In his resignation, Quince said he had "no choice but to tender resignation" after being given an "inaccurate" briefing over Johnson's appointment of a politician who was the subject of complaints.
"Thank you for meeting with me yesterday evening and for your sincere apology regarding the briefings I received from No. 10 ahead of Monday's media round, which we now know to be inaccurate," Quince said in his resignation letter to Johnson.
"It is with great sadness and regret that I feel that I have no choice but to tender my resignation as Minister for Children and Families as I accepted and repeated those assurances in good faith," Quince added.
Similarly, Trott said she was quitting over a loss of "trust" in the government. On the other hand, Walker, a junior lawmaker, blamed the recent events behind his resignation.
"Recent events have made it clear to me that our great party.. has become distracted from its core missions by a relentless focus on questions over leadership," he said in his resignation letter posted on Twitter.
Their resignations came just a day after Chancellor of the Exchequer Rishi Sunak and Health Secretary Sajid Javid quit from their positions. The resignations comes amid the row involving the former Conservative party whip Chris Pincher, who was accused of sexual misconduct.
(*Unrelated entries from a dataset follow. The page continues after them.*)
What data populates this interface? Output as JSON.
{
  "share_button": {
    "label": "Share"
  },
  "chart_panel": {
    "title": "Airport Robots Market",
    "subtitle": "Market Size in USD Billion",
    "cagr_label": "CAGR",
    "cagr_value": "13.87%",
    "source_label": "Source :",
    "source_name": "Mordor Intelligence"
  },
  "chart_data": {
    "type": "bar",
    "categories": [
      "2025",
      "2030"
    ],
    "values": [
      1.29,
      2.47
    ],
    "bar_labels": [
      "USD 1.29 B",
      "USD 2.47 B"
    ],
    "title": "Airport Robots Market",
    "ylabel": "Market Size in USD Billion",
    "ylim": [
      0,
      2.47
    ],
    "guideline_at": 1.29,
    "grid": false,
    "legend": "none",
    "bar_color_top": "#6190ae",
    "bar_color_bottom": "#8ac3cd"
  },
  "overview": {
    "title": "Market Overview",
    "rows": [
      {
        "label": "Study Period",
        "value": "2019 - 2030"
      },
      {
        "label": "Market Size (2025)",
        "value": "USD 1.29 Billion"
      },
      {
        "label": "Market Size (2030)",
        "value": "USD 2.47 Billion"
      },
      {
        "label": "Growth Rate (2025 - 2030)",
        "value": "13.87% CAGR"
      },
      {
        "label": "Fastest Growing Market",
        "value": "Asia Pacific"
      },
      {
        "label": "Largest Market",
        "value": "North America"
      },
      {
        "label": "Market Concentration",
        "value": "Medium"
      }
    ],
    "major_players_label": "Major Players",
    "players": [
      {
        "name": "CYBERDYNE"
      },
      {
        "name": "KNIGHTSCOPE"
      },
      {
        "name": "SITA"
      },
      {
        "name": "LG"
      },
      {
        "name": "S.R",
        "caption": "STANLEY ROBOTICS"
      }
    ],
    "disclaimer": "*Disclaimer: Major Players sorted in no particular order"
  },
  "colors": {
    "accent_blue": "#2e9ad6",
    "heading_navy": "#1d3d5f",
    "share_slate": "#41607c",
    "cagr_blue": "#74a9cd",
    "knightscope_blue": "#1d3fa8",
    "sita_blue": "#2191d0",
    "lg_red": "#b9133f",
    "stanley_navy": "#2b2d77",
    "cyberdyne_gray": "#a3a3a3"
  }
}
In his resignation letter, Sunak said he was "sad to be leaving the government", but has come to the conclusion that he "cannot continue like this".
"The public rightly expect the government to be conducted properly, competently and seriously. I recognise this may be my last ministerial job, but I believe these standards are worth fighting for and that is why I am resigning," Sunak said.
Javid, meanwhile, said he had lost confidence in Boris Johnson's ability to govern following multiple scandals, saying he could "no longer continue in good conscience". The minister said that many lawmakers and the public had lost confidence in Johnson's ability to govern in the national interest.
In his resignation letter, which he posted to Twitter, Javid told Johnson that "the values you represent reflect on your colleagues," and in light of recent scandals, the public had concluded that their party was neither "competent" nor "acting in the national interest."